Electronic Payment Reporting Used as Offset
June 24, 2008
On June 18, the House Ways and Means Committee voted 22-16 to approve a fully-offset $61.5 billion patch for the alternative minimum tax (AMT) that would be paid for in part by implementing one of the administration's tax-gap proposals, the electronic payment reporting requirement. Until recently, Congress has avoided using any of the administration's tax gap proposals as revenue-raisers due in par to their overwhelming negative impact on small business. However, faced with difficult pay-go budgetary rules, and the goal of passing several keys bills before the end of the session, in appears the push against enacting the tax-gap proposals has come to a halt.
The tax-gap proposal used by the Ways and Means Committee to offset the AMT patch would require information reporting by banks and other institutions on reimbursements to merchants that accept electronic forms of payment. The basic premise of the electronic payment reporting proposal is that a "payment facilitator" would provide the Internal Revenue Service (IRS) and the merchant with an annual, aggregate total of the gross receipts for the individual merchant which had been processed by that payment facilitator.
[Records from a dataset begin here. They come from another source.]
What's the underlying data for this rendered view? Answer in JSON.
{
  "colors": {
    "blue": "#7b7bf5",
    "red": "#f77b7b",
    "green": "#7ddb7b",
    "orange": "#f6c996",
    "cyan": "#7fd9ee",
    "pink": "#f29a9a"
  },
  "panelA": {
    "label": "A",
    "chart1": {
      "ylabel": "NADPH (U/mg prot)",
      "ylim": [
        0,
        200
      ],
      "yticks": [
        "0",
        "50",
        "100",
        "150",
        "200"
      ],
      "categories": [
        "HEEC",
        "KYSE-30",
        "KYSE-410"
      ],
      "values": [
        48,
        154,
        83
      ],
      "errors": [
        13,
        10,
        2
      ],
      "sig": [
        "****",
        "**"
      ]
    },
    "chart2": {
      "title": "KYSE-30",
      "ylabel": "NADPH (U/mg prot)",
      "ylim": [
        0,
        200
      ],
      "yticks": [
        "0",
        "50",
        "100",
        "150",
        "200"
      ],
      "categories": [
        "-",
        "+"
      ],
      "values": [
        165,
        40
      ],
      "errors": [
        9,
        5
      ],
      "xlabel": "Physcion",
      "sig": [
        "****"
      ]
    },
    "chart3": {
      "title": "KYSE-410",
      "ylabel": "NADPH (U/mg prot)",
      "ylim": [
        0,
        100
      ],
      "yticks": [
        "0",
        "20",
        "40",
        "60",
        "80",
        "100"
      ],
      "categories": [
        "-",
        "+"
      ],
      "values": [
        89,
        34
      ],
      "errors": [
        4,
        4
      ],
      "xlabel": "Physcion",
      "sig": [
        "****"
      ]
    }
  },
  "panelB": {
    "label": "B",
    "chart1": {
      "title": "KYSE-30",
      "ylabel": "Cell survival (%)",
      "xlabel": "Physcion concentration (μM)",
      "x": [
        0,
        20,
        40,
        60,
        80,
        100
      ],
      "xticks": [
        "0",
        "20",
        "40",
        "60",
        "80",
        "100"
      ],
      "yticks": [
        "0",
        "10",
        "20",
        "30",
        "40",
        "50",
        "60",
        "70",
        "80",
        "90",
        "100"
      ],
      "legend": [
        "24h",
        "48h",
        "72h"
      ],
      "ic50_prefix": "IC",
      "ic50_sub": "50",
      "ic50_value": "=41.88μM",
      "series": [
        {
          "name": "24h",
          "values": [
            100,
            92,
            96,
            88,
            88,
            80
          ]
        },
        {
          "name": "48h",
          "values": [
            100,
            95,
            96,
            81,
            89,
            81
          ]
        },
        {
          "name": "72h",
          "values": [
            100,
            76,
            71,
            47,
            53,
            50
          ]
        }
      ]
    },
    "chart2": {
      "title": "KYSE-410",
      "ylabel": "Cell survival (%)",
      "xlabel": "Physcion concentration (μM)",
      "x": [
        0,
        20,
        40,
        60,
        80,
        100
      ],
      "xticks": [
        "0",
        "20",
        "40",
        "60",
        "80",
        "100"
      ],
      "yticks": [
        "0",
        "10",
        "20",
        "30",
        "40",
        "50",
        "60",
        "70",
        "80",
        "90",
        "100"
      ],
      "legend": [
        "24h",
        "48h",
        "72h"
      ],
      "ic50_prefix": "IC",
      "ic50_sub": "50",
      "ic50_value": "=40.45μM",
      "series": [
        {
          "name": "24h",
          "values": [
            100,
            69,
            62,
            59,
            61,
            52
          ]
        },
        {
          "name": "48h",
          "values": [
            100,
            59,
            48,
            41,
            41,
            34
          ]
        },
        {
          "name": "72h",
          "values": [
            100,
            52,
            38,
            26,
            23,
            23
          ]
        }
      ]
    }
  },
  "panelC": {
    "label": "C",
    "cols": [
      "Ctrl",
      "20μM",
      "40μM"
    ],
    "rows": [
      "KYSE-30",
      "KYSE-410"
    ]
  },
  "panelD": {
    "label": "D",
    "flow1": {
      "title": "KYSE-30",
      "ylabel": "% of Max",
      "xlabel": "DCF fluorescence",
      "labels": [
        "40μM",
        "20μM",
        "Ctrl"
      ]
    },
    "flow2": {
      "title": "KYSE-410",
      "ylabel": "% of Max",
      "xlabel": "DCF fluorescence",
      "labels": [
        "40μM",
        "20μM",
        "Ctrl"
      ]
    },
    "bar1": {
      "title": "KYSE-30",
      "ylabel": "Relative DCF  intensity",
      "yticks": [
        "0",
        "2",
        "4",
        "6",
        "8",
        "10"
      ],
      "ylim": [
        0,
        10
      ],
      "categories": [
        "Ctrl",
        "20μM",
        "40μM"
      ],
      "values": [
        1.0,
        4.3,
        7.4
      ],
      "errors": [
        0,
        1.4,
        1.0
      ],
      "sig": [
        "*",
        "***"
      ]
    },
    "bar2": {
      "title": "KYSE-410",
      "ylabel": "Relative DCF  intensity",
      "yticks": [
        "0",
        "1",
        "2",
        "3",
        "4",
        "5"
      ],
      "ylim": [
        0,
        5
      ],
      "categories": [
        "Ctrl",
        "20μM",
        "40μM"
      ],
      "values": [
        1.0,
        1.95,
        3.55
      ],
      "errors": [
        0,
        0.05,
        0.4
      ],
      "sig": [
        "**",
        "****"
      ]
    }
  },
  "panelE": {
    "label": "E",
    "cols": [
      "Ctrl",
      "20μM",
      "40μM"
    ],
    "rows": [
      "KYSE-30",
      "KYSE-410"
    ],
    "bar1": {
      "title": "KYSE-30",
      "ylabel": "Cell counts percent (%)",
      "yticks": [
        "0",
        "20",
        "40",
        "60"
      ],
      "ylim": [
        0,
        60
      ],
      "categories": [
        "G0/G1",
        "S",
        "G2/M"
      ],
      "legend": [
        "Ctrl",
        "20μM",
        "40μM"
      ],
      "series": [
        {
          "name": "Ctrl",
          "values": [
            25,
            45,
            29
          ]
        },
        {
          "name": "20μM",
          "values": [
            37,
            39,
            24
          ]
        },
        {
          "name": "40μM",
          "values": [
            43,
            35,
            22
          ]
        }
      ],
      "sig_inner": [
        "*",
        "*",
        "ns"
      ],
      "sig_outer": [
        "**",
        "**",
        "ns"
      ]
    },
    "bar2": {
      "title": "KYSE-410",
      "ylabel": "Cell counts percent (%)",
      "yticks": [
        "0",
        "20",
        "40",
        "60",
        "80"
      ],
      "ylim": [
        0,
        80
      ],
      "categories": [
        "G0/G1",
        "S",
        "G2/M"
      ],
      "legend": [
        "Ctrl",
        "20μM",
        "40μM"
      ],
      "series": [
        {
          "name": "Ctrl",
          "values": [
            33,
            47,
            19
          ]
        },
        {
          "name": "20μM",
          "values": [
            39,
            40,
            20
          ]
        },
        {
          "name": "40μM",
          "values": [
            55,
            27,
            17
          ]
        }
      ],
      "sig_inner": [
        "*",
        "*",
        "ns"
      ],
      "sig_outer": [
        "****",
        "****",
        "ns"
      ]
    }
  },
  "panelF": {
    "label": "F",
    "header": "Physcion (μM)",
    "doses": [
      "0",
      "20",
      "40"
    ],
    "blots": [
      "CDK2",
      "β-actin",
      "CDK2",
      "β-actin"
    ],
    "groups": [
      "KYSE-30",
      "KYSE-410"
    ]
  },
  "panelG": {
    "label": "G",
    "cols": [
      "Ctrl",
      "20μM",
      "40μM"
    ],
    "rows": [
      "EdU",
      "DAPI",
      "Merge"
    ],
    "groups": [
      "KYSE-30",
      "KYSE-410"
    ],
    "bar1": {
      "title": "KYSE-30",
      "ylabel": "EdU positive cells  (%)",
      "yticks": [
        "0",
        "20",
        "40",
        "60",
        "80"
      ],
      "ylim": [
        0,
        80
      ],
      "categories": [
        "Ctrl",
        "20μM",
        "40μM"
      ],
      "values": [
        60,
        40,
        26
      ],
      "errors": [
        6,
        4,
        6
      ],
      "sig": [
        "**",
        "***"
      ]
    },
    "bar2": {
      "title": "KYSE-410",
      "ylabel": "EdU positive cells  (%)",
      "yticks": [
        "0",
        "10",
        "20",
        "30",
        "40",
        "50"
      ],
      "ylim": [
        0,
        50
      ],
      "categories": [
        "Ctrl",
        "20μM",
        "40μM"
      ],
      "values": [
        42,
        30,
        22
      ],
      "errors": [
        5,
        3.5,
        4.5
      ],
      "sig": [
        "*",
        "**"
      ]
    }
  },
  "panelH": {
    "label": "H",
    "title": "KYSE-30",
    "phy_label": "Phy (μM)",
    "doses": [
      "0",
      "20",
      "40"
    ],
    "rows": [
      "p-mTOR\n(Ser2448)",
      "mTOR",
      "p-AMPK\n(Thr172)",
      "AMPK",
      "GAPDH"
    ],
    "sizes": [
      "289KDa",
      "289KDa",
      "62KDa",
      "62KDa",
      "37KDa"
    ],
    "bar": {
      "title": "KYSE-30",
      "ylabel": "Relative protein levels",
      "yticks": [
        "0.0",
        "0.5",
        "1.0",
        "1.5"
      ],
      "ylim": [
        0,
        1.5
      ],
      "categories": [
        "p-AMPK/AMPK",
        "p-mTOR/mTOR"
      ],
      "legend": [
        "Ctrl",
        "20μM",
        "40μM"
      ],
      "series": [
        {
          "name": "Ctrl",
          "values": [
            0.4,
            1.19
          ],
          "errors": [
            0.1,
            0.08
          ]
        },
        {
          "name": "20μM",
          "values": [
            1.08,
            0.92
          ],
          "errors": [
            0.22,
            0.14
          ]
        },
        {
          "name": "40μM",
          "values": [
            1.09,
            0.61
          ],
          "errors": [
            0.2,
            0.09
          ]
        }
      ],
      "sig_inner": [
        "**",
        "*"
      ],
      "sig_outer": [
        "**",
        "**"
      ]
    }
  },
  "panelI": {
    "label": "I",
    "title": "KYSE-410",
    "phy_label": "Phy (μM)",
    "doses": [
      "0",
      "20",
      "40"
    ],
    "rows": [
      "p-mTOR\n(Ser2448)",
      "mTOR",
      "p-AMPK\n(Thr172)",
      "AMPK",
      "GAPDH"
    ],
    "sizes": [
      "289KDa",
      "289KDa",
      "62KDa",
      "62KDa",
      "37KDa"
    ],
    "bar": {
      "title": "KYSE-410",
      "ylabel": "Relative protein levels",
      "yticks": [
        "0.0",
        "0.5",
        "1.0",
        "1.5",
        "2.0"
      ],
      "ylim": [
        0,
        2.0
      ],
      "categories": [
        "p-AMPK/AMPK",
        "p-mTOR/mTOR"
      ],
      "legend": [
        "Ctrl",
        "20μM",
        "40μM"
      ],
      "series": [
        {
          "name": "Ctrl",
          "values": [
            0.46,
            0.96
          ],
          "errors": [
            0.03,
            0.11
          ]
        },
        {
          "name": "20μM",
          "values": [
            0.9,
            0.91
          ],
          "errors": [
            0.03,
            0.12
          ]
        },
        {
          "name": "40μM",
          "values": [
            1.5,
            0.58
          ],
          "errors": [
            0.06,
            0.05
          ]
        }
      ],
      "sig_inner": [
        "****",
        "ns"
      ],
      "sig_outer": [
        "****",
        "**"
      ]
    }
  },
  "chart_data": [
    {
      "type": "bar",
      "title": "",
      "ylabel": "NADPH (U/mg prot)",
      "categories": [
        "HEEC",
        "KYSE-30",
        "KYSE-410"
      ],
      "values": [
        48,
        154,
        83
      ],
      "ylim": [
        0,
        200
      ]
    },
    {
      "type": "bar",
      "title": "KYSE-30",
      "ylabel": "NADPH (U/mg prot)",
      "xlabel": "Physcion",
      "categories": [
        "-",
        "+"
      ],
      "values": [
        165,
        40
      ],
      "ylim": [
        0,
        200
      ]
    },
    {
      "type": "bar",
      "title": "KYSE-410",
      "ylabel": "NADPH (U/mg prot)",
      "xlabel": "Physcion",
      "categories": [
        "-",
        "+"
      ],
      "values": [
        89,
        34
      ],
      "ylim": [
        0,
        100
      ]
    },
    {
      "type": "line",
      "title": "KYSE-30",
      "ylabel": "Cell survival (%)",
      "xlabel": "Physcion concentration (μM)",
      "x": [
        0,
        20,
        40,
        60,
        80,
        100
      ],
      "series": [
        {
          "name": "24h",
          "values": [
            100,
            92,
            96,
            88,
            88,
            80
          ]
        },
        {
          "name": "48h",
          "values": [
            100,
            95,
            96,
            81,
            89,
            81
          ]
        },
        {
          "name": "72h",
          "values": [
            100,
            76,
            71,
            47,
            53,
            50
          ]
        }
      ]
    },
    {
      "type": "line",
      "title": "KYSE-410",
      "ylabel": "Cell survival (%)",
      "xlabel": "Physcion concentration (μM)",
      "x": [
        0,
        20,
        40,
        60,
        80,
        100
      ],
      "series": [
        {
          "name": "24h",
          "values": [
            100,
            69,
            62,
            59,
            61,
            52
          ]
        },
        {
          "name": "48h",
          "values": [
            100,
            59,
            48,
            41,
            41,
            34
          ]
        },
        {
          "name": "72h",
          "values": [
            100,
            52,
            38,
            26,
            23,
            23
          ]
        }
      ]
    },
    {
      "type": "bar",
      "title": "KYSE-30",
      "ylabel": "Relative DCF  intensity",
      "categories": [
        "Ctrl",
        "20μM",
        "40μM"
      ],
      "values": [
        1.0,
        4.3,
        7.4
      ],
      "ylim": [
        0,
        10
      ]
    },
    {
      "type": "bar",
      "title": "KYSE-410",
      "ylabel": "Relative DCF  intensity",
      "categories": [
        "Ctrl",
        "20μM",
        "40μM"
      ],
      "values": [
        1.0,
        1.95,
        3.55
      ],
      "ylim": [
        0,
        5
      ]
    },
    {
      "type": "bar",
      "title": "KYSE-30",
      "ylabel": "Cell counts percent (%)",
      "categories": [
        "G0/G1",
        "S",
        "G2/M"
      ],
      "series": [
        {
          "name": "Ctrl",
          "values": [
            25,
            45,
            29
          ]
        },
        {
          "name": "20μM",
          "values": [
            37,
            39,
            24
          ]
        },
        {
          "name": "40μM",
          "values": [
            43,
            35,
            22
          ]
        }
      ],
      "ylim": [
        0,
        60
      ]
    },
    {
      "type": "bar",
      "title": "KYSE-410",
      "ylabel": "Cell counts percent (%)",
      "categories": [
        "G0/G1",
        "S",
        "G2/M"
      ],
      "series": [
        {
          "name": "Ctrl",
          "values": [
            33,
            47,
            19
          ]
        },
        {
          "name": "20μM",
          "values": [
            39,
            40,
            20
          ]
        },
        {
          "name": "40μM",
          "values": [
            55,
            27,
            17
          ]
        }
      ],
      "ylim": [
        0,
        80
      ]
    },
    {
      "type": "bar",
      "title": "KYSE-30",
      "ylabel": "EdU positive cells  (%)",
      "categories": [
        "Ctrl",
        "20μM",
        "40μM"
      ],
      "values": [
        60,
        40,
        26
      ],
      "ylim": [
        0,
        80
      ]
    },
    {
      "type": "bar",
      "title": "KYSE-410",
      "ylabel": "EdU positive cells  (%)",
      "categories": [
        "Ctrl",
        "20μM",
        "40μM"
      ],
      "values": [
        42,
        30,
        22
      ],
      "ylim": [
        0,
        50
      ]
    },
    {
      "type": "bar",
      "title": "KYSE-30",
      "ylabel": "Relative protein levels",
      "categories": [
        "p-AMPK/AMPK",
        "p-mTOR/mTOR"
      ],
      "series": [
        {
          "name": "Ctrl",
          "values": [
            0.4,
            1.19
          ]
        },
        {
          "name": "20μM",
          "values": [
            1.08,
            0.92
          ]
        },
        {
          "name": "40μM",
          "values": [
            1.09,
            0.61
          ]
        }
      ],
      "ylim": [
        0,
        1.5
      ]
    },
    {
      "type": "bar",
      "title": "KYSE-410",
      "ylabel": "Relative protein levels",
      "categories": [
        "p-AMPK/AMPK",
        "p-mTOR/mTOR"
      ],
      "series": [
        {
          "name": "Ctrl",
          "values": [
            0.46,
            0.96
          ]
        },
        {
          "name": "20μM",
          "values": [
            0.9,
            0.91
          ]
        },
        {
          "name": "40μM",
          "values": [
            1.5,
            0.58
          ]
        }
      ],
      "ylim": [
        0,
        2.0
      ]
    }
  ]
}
The bill approved by the Ways and Means Committee would increase the AMT exemption levels to $46,200 for individuals and $69,950 for married couples filing jointly in 2008. Other offsets include taxing carried interest at the ordinary income tax rate instead of the 15 percent capital gains rate, denying the tax code Section 199 manufacturing deduction to certain oil and gas producers, and limiting treaty benefits for certain deductible payments.
Testifying a few days prior to the mark-up, NSBA President Todd McCracken told the House Small Business Committee that the electronic payment reporting requirement proposal would have a negative economic impact and would add additional and unnecessary burdens on already over-burdened small-business owners.
Ways and Means members Reps. Wally Herger (R-Calif.) and Patrick Tiberi (R-Ohio) expressed opposition to using the electronic payments IRS reporting as an offset and had specific issues with one part of the proposal that would require 28 percent withholding until the accuracy of a taxpayers identification number can be identified. Unfortunately, these members concerns were ignored and the legislation is now expected to be considered on the House floor during the week of June 23.
Meanwhile, the Senate is expected to pass a comprehensive housing stimulus bill (H.R. 3221) before the Independence Day recess that could reach the president’s desk by mid-July. Senate Finance Committee Chairman Max Baucus (D-Mont.) and Ranking Member Charles Grassley (R-Iowa) worked out a tax title to the bill which includes $14 billion in tax incentives, such as a repayable tax credit of up to $8,000 for first-time home buyers and a provision to allow taxpayers who do not itemize their deductions to deduct property taxes of up to $500 for individuals or $1,000 for joint filers.
Once the bill passes the Senate, it will have to be reconciled with the House version. There are early indications the House is preparing some changes, especially over the $14 billion in tax breaks contained in the measure. One controversial proposal that may be removed in the House version is the provision that would deny a new standard tax deduction in the bill for homeowners who do not itemize on their returns in localities that raise property taxes.
Unfortunately, the Senate chose to use the electronic payment reporting requirement as an offset. According to the Senators, the provision would raise $9.8 billion in new revenues over 10 years and would exempt reporting of transactions for $10,000 or less in cases in which a third-party settlement organization handles fewer than 200 transactions.
While NSBA supports efforts to fix the AMT and find ways to stimulate the housing sector, we oppose using offsets that are detrimental to America’s small businesses. In letters sent to the committees of jurisdiction, NSBA argued that Congress needs to realize that the electronic payment reporting requirement will add to the already disproportionately-high regulatory burdens small businesses face. If these offsets are enacted,small-business owners will be forced to spend valuable time and financial resources on record-keeping and outside help to ensure compliance.